Notes

On Paris 2024, part V

We wanted to see friends, celebrate a beautiful birthday girl, but just crossing the bridge proved impossible, and as the day went on more and more metro lines were cancelled. We could probably have found a way around all the barricades to get out of Paris, but the idea of trying to get back in the middle of all this seemed impossible. Instead, we went to Pick-Clops, an old favourite, for an afternoon apéro while we waited for the spectacle to begin. ‘Have you ever seen anything like this,' the waiter said to me. ‘There's nobody here.’ I hadn't thought of it, but could suddenly see all the empty tables. Normally at this time of day we would never get a space on the terrace. I know there are many in the city at the moment, but it seems they are all occupied at the various venues for the games.

At home we could hear the music and see the heart being blown over the city. My daughter saw the beautiful silver figure on horseback through the trees. We worried about the dancers slipping in the rain and the players getting sick from being in it. I was happy to see so many non-male performers and the children rescuing the torch from Zizou. I still think of the little boy holding the torch. And I was moved to see the Palestinian players. How can we not have a ceasefire in all countries during these World Games? Juliette Armanet even sang Imagine as a call for peace. She is a national treasure and her cover of Piaf's Non je ne regrette rien for a Dior campaign was such a beautiful surprise version of a song I have heard almost too many times.

And then Piaf and Céline. The Dion fever in the city is high, I was so impressed by a man wearing a homemade T-shirt with the singer's surname made up of the rings of the Olympic logo that I didn't think to document it. Piaf wrote Hymne à l'amour in 1949, while thinking of the man she loved, the boxer Marcel Cerdan. This version by Dion was even more intense than when she sang it at the AMA nine days after the Paris November attacks. The reminder of that performance makes me wonder how Parisians are coping with the intense surveillance during the JO, when many have been in a constant state of hyper-vigilance since 2015.

It is still raining the day after the ceremony. I'm at the Louvre for a research project, and I sneak into the room with the Mona Lisa. Getting a really good shot of that special smile, without stomping on anyone's feet or insulting the guides, could possibly be an Olympic genre in itself. I wonder about the other paintings in the room, do anyone ever get to see them? Since my last visit, someone has put up a sign in French, English and Spanish urging the public to be kind to the staff. I think of those poor guides who had to deal with people who fight with them just to get through. There must be many possible stories in this room, a photo-novel could be made, but first I must see the Olympic flame in the Tuileries garden.

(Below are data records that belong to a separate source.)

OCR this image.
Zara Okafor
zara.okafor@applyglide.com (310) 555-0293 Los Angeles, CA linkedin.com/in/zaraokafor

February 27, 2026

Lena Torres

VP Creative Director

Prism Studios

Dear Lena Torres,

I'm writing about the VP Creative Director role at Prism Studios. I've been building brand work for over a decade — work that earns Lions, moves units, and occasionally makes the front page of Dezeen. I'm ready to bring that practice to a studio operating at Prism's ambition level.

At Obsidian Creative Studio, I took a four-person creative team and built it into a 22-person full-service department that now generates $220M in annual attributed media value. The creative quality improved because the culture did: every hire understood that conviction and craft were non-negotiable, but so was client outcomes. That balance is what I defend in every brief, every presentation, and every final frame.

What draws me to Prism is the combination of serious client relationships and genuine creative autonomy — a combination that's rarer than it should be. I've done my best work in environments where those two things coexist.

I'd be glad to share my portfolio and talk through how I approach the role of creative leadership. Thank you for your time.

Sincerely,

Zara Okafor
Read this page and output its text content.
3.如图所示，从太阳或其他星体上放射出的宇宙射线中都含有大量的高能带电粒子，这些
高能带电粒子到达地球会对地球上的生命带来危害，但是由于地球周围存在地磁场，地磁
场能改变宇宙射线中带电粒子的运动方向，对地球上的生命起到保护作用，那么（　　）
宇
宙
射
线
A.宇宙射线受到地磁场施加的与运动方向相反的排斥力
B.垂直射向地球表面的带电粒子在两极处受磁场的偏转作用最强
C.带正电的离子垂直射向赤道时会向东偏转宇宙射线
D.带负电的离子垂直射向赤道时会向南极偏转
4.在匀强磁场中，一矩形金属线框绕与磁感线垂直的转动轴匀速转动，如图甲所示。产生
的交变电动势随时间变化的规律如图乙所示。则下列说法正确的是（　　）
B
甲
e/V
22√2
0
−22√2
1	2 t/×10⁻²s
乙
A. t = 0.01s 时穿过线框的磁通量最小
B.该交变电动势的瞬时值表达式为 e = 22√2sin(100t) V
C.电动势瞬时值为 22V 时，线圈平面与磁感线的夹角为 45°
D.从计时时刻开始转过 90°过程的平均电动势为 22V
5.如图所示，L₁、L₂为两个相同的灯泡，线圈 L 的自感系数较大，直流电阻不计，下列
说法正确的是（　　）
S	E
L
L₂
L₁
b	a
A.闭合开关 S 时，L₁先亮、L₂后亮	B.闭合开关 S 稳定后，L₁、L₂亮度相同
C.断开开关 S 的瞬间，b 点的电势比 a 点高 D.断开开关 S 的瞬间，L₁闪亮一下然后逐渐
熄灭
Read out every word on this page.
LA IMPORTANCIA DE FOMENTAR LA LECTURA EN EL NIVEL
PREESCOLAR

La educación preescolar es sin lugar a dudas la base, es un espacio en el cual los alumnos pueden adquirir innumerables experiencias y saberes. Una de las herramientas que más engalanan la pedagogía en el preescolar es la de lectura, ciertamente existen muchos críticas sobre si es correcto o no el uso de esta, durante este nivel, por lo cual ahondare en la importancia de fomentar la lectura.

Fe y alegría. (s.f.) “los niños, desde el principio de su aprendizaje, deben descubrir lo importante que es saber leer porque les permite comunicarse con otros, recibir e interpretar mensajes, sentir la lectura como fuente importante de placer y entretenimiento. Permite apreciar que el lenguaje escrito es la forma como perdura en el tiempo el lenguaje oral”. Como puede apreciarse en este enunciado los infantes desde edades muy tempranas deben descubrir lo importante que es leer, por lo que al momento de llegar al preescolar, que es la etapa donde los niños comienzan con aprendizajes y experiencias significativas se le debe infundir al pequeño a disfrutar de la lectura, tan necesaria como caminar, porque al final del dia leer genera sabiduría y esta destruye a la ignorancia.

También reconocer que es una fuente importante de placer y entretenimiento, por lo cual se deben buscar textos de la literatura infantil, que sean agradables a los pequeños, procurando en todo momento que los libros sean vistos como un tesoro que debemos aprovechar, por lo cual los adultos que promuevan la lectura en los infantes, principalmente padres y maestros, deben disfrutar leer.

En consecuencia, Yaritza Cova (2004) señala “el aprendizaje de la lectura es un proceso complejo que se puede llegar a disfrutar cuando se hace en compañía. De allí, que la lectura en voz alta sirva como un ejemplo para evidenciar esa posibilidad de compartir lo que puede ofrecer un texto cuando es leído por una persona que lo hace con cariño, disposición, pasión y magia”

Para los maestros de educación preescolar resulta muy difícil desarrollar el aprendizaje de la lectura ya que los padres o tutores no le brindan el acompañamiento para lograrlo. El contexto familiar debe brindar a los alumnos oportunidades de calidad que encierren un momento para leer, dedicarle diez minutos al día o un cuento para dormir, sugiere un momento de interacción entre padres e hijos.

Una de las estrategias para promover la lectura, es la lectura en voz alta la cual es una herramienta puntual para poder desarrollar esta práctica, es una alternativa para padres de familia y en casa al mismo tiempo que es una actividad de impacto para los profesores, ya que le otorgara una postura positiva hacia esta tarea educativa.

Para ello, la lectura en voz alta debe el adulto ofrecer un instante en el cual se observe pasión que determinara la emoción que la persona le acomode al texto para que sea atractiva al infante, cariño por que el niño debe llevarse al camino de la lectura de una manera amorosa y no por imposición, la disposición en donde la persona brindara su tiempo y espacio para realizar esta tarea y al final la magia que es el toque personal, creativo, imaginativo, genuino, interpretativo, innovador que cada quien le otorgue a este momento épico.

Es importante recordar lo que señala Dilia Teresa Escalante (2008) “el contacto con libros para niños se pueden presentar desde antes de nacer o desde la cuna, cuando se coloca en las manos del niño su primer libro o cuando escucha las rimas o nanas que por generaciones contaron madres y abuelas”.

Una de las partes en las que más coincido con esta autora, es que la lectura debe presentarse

The rain is even heavier when I get back outside. I stand under a tree and try to get a picture of the big balloon with the tower in the background, but my mju goes on strike. I ask in a shop across the street if they know of any analogue photo shops in the area and am told that no one works with film anymore. But in the country so proud of having discovered photography, some still do, I do find a small shop with a long queue outside. We are many dinosaurs still in love with negatives and I feel at home meeting the nicest staff who fix the camera and ask for nothing in return. The rain even stop after this visit. This must mean something.

The feeling of la vie en rose comes to an abrupt end when a very tired waiter throws a menu at me as I find a table in a run-down bistro. I want to stop the three tourists next to me, on their first trip to Paris, from asking the waiter how to pronounce Burgundy in French. When they repeat it, the waiter sighs and tells them they are saying it wrong. ‘You pronounce it as bourguignon, which is a stew, as we all should know,’ he says, walking away without taking their order, and I decide not to interfere, they are on their own.

These texts relating to Paris 2024 are a work in progress.